Dari penghitungan penyidik, barang bukti yang diamankan terdiri atas 70.114 kapsul ekstasi dan satu paket metamfetamin dengan total berat bersih mencapai 25.194,83 gram.

“Sebanyak 70.114 kapsul narkoba dengan berat bersih 25.194,83 gram ditemukan,” ujar Brigjen Eko Hadi Santoso.

Dalam pemeriksaan awal, MSBO mengaku dijanjikan imbalan sebesar 50.000 ringgit Malaysia, atau sekitar Rp220 juta, apabila berhasil mengantarkan narkotika tersebut ke Indonesia. Setibanya di Jakarta, ia disebut hanya diminta menunggu arahan mengenai pihak yang akan mengambil paket tersebut dari hotel tempatnya menginap.

Penyidik menduga aksi tersebut merupakan bagian dari jaringan narkotika lintas negara yang dikendalikan seseorang dari Malaysia. Saat ini aparat masih memburu pihak yang diduga menjadi pengendali sekaligus penerima barang di Indonesia.

Kepada penyidik, MSBO juga mengaku bukan kali pertama menjalankan aksi serupa. Ia mengklaim pernah dua kali menjadi kurir narkoba, yakni mengirim barang ke Sabah, Malaysia, serta menyelundupkan sekitar tujuh kilogram metamfetamin ke Jakarta. Aksi yang berujung pada penangkapannya di Bandara Soekarno-Hatta disebut sebagai operasi ketiga.

Selain menyita barang bukti, polisi juga melakukan tes urine terhadap tersangka. Hasilnya menunjukkan MSBO positif mengonsumsi ekstasi dan metamfetamin.
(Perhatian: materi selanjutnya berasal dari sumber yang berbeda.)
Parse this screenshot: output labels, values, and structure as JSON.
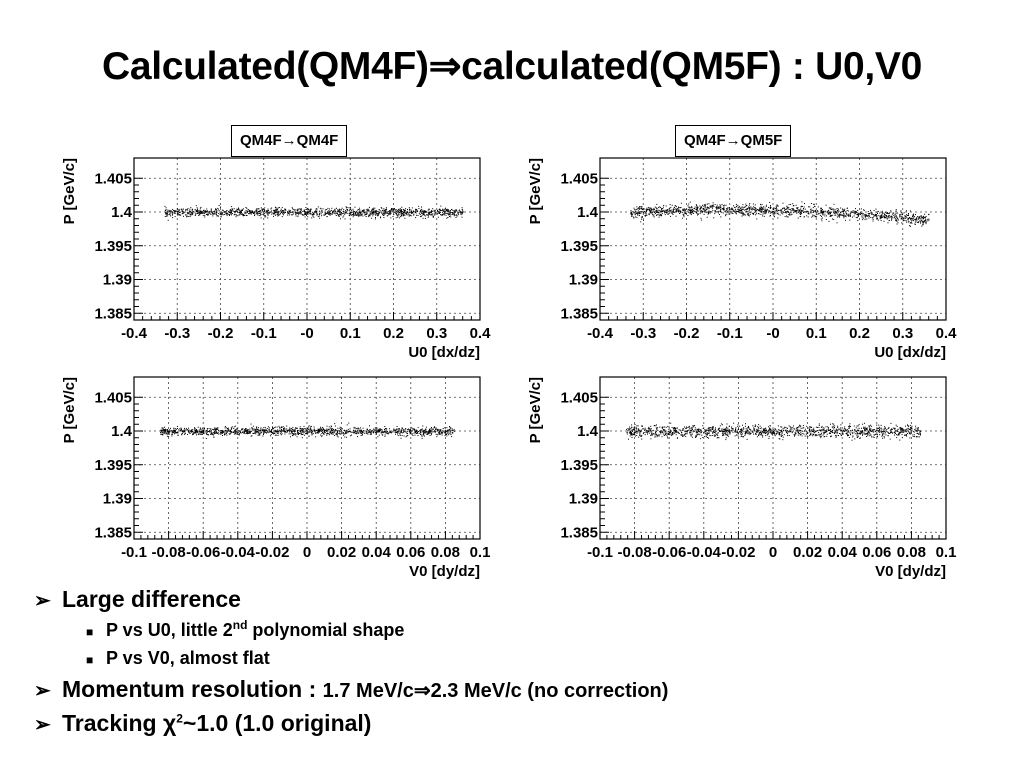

Temuan tersebut membuat penyidik menduga tersangka tidak hanya berperan sebagai kurir, tetapi juga sebagai pengguna narkotika.

Saat ini MSBO telah ditahan di Rumah Tahanan Bareskrim Polri untuk menjalani proses penyidikan lebih lanjut. Polisi masih mengembangkan perkara tersebut guna mengungkap jaringan internasional yang diduga terlibat dalam penyelundupan narkotika ke Indonesia.

Atas perbuatannya, tersangka dijerat dengan Pasal 113 ayat (2), Pasal 114 ayat (2), dan Pasal 132 ayat (1) Undang-Undang Nomor 35 Tahun 2009 tentang Narkotika, dengan ancaman pidana berat karena diduga mengimpor, menjadi perantara, serta melakukan permufakatan jahat dalam peredaran narkotika dalam jumlah besar.